Rand Simberg on NASA on National Review Online


Flying Solo
NASA should embrace principles of free enterprise.

By Rand Simberg

April 12 is an auspicious date for humanity's attempts to leave the planet on which it was born. Forty-five years ago, the first man, a Soviet Russian, orbited the earth. His flight hardware was primitive — he had to eject from his capsule after entry and land by parachute. Such was the pace of technological advancement over the next two decades that, on the same date in 1981, the much more advanced Space Shuttle Columbia ascended to the heavens, bearing with it the hopes and dreams of a country, and indeed, of much of the world. Two days later, it landed safely on a runway in California, just like an airplane, just as it was intended to land.

It wasn't on purpose that the launch occurred on the same date as Yuri Gagarin's flight. The original schedule was April 10, but a last-minute computer glitch delayed the flight for two days. It was, in some sense, an inappropriate coincidence. That first April 12 heralded an era of human spaceflight, while the second one presented a false dawn of routine, low-cost human spaceflight. This quarter-century, however, may well be a period of transition to a true space age, amidst accelerating plans for private trips to space, and disarray within NASA's plans for a renewal of human lunar exploration.

Columbia, which first flew 25 years ago, was lost over the skies of Texas a little more than three years ago. It was an event that spurred a great deal of soul searching in space policy — though perhaps not enough. It resulted in the formulation of a new policy. Almost a year after the disaster, in January of 2004, the president announced his "Vision for Space Exploration." Part of that policy is a recognition that the Shuttle never lived up to the high expectations placed on it, and never will. (The Shuttle is supposed to be retired in 2010, after it has finished its missions to complete the International Space Station, but continuing delays in getting it safely back to flight status will make it much harder to keep to that schedule.) A second part of the president's statement — a more noteworthy part — is the determination that we are going to once again send humans beyond earth orbit, as we did, haltingly, in the 1960s with the Apollo program.

The president didn't specify in detail how this was to be accomplished, other than laying out a rough schedule, including the shuttle retirement. It is to be replaced by 2014 with a "Crew Exploration Vehicle." This vehicle is planned to have the capability to deliver humans not only to earth orbit and the ISS, but all the way to the vicinity of the moon (like the Command Module of Apollo), whence the crew will be taken down to the surface and back up via a separate lander (also like Apollo).

Unfortunately, there has been turmoil in the program lately. Last summer, NASA's new administrator, Dr. Mike Griffin, announced the agency's plans to carry out the president's vision. They seemingly ignored most of the transportation-architecture analysis that had been performed by several contractors under Administrator O'Keefe and Admiral Steidle, who was O'Keefe's pick to manage the program. Instead, Griffin announced "Apollo on steroids," which bore little resemblance to any of the recommended architectures. It required two new expendable launch vehicles — one for crew and one for heavy cargo — utilizing Shuttle hardware, such as the Solid Rocket Boosters (SRB) and external tank components, but not the orbiter itself. Former astronaut Scott Horowitz, who left NASA in October of 2004 to become an executive at ATK, the company that makes the SRBs, had been pushing this concept. Once NASA made the decision and granted the company a sole-source non-competitive contract, he left the company and went back to NASA, not quite a year later, to head up the exploration office. While there's no evidence to date of wrongdoing, this has presented an appearance of conflicts of interest.
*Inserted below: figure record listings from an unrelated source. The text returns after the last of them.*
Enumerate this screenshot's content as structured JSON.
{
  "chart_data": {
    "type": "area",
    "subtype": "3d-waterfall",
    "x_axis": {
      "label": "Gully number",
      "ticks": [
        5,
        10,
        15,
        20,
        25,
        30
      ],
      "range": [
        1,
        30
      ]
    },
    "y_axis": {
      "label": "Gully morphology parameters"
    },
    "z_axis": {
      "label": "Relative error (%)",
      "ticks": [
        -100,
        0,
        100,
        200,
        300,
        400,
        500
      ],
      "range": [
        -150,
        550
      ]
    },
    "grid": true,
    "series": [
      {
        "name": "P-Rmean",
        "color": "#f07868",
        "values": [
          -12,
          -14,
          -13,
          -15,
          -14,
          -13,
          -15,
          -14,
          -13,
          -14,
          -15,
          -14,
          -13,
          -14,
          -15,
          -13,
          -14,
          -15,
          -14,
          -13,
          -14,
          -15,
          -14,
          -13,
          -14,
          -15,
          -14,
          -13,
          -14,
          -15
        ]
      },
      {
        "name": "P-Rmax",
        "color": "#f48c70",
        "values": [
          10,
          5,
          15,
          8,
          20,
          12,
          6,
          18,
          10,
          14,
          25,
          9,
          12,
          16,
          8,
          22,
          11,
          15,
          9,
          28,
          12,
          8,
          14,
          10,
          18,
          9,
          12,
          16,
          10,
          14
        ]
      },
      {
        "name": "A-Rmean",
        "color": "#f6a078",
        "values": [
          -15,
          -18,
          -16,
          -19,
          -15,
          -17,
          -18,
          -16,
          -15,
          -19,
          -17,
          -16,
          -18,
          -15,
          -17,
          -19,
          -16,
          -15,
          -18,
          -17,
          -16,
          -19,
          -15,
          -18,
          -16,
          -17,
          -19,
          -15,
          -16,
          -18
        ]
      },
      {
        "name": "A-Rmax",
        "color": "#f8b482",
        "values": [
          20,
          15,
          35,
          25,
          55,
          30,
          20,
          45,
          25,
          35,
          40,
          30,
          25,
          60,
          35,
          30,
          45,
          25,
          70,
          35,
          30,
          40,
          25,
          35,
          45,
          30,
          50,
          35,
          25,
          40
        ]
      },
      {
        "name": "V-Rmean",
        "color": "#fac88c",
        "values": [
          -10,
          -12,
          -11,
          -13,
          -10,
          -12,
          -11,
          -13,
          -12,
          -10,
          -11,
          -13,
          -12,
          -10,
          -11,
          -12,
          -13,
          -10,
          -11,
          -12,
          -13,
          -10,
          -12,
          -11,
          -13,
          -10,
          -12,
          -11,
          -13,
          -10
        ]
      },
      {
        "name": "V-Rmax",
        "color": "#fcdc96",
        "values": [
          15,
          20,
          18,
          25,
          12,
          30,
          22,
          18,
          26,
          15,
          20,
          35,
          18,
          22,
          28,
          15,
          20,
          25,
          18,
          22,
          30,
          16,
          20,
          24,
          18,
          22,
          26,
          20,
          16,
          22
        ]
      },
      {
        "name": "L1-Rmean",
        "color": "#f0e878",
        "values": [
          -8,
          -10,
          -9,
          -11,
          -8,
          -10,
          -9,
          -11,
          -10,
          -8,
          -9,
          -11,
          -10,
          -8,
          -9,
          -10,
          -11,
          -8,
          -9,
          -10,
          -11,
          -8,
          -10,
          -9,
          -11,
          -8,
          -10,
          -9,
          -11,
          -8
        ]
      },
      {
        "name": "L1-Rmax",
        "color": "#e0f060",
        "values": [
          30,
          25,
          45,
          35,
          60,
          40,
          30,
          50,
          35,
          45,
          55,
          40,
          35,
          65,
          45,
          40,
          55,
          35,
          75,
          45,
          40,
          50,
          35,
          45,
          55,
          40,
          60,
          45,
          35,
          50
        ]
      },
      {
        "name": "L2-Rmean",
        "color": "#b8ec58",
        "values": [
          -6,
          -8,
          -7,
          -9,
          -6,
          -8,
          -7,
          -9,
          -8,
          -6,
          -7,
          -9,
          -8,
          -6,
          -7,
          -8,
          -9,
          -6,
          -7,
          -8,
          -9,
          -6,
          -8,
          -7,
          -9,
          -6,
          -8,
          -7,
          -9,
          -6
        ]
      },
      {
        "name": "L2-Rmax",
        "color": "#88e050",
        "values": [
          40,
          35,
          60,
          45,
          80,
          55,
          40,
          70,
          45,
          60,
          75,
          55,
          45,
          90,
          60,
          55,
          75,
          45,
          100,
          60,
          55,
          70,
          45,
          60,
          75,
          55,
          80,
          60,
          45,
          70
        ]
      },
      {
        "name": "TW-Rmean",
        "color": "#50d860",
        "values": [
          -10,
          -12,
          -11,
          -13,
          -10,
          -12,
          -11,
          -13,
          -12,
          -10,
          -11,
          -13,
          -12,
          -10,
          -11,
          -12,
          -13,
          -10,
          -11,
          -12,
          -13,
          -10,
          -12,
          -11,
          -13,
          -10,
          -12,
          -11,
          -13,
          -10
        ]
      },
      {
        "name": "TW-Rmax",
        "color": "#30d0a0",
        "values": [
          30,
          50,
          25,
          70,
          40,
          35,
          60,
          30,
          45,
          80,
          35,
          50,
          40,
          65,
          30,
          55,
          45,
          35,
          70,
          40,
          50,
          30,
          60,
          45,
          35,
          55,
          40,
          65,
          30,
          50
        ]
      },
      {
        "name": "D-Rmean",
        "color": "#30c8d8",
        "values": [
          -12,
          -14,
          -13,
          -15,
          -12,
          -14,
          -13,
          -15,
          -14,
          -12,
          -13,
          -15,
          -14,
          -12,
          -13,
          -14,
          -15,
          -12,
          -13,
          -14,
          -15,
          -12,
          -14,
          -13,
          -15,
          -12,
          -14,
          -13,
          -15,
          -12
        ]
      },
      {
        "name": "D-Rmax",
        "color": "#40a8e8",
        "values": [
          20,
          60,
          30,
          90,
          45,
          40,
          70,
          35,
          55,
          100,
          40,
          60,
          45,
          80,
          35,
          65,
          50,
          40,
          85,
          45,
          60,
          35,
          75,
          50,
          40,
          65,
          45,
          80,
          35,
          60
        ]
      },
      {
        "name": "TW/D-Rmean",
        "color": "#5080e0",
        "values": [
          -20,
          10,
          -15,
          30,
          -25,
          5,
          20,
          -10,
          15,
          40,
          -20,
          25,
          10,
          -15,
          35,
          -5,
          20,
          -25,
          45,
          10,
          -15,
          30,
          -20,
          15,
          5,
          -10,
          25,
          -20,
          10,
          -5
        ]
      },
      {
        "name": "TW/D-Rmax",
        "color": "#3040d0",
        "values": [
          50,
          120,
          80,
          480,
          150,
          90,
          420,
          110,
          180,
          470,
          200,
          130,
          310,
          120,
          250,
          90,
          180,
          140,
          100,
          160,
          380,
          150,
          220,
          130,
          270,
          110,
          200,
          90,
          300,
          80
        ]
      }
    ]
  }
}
This appearance is all the more unfortunate now that the program has run into trouble, with the development cost estimates on the supposedly cheap Shuttle-derived Crew Launch Vehicle more than doubling recently, making it look like a "bait and switch." In addition, the lunar mission hardware has apparently outgrown the planned launchers, potentially requiring a radical redesign of NASA's desired architecture. In the wake of all this, NASA is going to have to decide if its plans are really "affordable" and "sustainable," as the president demanded.

In the meantime, investors continue to pour money into the new private spaceflight industry, with hundreds of advance orders for personal rocket rides. NASA's Commercial Orbital Transportation Services (COTS) program is moving ahead to encourage more commercial entities to provide space transportation, and the agency is moving more aggressively in offering prizes and other innovative procurement techniques.

Perhaps, 45 years after a race initiated by a socialist-state space program, and 25 years after a failed attempt at our own socialist program, it's time for NASA to support even more vigorously the new space era. The space program should be based on the American values of free enterprise and individualism, not on NASA's failed 5, 10, and 25 year plans.

Rand Simberg is a recovering aerospace engineer and a consultant in space commercialization, space tourism, and Internet security. He writes about infinity and beyond at his weblog, Transterrestrial Musings.